OpenAI Just Solved an 80-Year-Old Math Problem. Nobody Decided It Should Own the Answer.
In January 2026, Lijie Chen — an assistant professor of electrical engineering and computer science at UC Berkeley — joined OpenAI full time. His mandate was mathematical reasoning. Six months later, a proof he helped generate using an internal OpenAI model landed in the offices of the Annals of Mathematics.
The proof settles the Erdős unit distance conjecture, a problem first posed by Paul Erdős in 1946: if you place n points on a plane, how many pairs can sit exactly one unit apart? Erdős believed the answer grew at most like n to the power of one plus a tiny fractional term. The best human mathematicians had spent 80 years trying to confirm or refute that bound. The best they could prove was that the answer was somewhere between linear and n to the four-thirds power — a wide and unsatisfactory range. OpenAI blog post
An internal model at OpenAI closed that gap. It produced a construction showing that for some fixed exponent delta greater than zero, infinitely many point sets can achieve at least n to the one-plus-delta unit distances. The result is a genuine disproof of Erdős's conjecture, not a partial result or a reformulation. It was reviewed and verified by a group of eight external mathematicians including Noga Alon of Princeton, Fields medalist Timothy Gowers of Cambridge, Arul Shankar of Toronto, and Jacob Tsimerman of Toronto. Their verdict was uniform: the proof holds. Companion paper
Gowers wrote that if a human mathematician had submitted the same paper to the Annals, he would have recommended acceptance without hesitation. "No previous AI-generated proof has come close to that," he said. Misha Rudnev at the University of Bristol, who was not involved in verifying the work, called it "a bomb" — and said he had not expected to see the problem solved in his lifetime. New Scientist The construction relies on techniques from algebraic number theory, specifically infinite unramified towers of totally real number fields, that the mathematicians who reviewed the proof said they had not anticipated. Companion paper
The model that produced the argument was not a system built or trained specifically for mathematics. It was a general-purpose reasoning model — unnamed in the public announcement — evaluated as part of a broader effort to test whether advanced models can contribute to frontier research. The proof was generated in a single pass, without the scaffolding that specialized theorem-proving systems typically require. Chen and colleagues Mark Sellke and Mehtaab Sawhney then verified its correctness. Gil Kalai blog Will Sawin of Princeton later strengthened the result by computing an explicit value for the exponent delta: 0.014, meaning the construction achieves roughly n to the 1.014 power unit distances. Gil Kalai blog
The companion paper by the verifying mathematicians — posted simultaneously with the announcement — describes the result as a milestone in AI mathematics.

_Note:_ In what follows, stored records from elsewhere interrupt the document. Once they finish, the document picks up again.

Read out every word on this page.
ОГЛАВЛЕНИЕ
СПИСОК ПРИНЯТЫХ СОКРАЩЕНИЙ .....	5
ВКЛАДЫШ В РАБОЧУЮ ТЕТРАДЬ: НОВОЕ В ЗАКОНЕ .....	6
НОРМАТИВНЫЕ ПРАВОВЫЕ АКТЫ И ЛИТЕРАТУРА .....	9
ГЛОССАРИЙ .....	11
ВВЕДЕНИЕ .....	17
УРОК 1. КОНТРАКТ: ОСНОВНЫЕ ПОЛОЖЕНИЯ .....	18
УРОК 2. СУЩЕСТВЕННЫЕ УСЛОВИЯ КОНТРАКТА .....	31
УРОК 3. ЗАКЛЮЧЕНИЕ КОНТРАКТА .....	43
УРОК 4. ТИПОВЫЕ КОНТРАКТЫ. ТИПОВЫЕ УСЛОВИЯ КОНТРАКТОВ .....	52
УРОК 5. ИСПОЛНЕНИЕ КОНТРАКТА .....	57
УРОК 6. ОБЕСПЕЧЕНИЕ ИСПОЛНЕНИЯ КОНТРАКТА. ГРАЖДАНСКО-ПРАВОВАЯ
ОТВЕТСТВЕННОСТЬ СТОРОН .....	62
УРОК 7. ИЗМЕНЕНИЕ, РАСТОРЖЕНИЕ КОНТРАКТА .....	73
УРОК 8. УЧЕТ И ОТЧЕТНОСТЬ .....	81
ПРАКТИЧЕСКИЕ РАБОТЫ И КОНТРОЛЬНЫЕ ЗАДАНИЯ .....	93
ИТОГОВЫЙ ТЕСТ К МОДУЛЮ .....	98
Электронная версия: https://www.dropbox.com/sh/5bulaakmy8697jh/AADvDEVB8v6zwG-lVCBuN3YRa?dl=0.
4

They note that the AI's chain of thought included an observation about algebraic number fields that they credit with unlocking the proof: that the degree and height of an algebraic realization, which had always been treated as an inconvenience, might itself be a source of counterexamples rather than a hindrance. "Number fields deserve a closer look," the model wrote. It was correct. Companion paper
What makes this different from prior AI math results is the combination of three things: the problem is a genuine open conjecture with an 80-year history, the solution required bringing sophisticated machinery from one area of mathematics to bear on a problem in another, and the mathematicians who reviewed it say the approach surprised them. This is not a case of a system being trained to win a competition. It is a case of a model producing an argument that the people best equipped to evaluate it had not produced themselves.

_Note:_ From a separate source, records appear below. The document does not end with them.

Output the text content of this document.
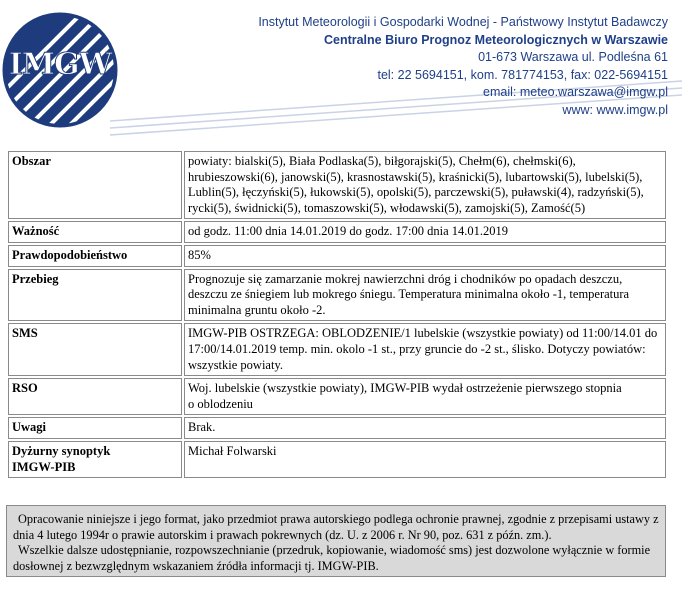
IMGW
Instytut Meteorologii i Gospodarki Wodnej - Państwowy Instytut Badawczy
Centralne Biuro Prognoz Meteorologicznych w Warszawie
01-673 Warszawa ul. Podleśna 61
tel: 22 5694151, kom. 781774153, fax: 022-5694151
email: meteo.warszawa@imgw.pl
www: www.imgw.pl
Obszar	powiaty: bialski(5), Biała Podlaska(5), biłgorajski(5), Chełm(6), chełmski(6), hrubieszowski(6), janowski(5), krasnostawski(5), kraśnicki(5), lubartowski(5), lubelski(5), Lublin(5), łęczyński(5), łukowski(5), opolski(5), parczewski(5), puławski(4), radzyński(5), rycki(5), świdnicki(5), tomaszowski(5), włodawski(5), zamojski(5), Zamość(5)
Ważność	od godz. 11:00 dnia 14.01.2019 do godz. 17:00 dnia 14.01.2019
Prawdopodobieństwo	85%
Przebieg	Prognozuje się zamarzanie mokrej nawierzchni dróg i chodników po opadach deszczu, deszczu ze śniegiem lub mokrego śniegu. Temperatura minimalna około -1, temperatura minimalna gruntu około -2.
SMS	IMGW-PIB OSTRZEGA: OBLODZENIE/1 lubelskie (wszystkie powiaty) od 11:00/14.01 do 17:00/14.01.2019 temp. min. okolo -1 st., przy gruncie do -2 st., ślisko. Dotyczy powiatów: wszystkie powiaty.
RSO	Woj. lubelskie (wszystkie powiaty), IMGW-PIB wydał ostrzeżenie pierwszego stopnia
o oblodzeniu

Uwagi	Brak.

Dyżurny synoptyk
IMGW-PIB	Michał Folwarski

Opracowanie niniejsze i jego format, jako przedmiot prawa autorskiego podlega ochronie prawnej, zgodnie z przepisami ustawy z dnia 4 lutego 1994r o prawie autorskim i prawach pokrewnych (dz. U. z 2006 r. Nr 90, poz. 631 z późn. zm.).

Wszelkie dalsze udostępnianie, rozpowszechnianie (przedruk, kopiowanie, wiadomość sms) jest dozwolone wyłącznie w formie dosłownej z bezwzględnym wskazaniem źródła informacji tj. IMGW-PIB.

The question this raises is not whether the proof is correct. On that point, the eight mathematicians who reviewed it have spoken clearly. The question is what it means that the proof now belongs to OpenAI.
The Annals of Mathematics is not a trade publication. It is the most selective pure-mathematics journal in the world, and having a result in it is the currency of record for fundamental mathematical knowledge. If the paper is accepted — and Gowers's endorsement suggests it will be — the academic literature will cite an OpenAI internal model as the originator of one of the most significant combinatorial geometry results of the past half-century. The discoverers are a private company and a professor who works for that company. No mathematics department signed off. No grant funded it. No academic searchlight illuminated the path.
This is the part of the story the wire summaries are skipping. The unit distance problem is a genuine mathematical result, but it is also evidence that the infrastructure of fundamental knowledge — peer review, journal prestige, academic tenure built on the currency of original results — is being entered by actors who did not ask permission. Chen retains his Berkeley faculty position. The university where he holds tenure is now adjacent to a discovery that will appear under a corporate byline in the world's foremost mathematics journal. Nobody has a policy for what happens when those two facts sit in the same room.
The AI labs know this is the game. OpenAI has been explicit that one of its goals is building systems that can do original scientific research. Anthropic, DeepMind, and Google have said the same. The proof of the Erdős conjecture is the most concrete evidence yet that this is not a distant aspiration. Whether the institutions that have historically governed the production of mathematical knowledge are prepared for what is coming is a different question — and one that nobody at any of those labs appears to have asked.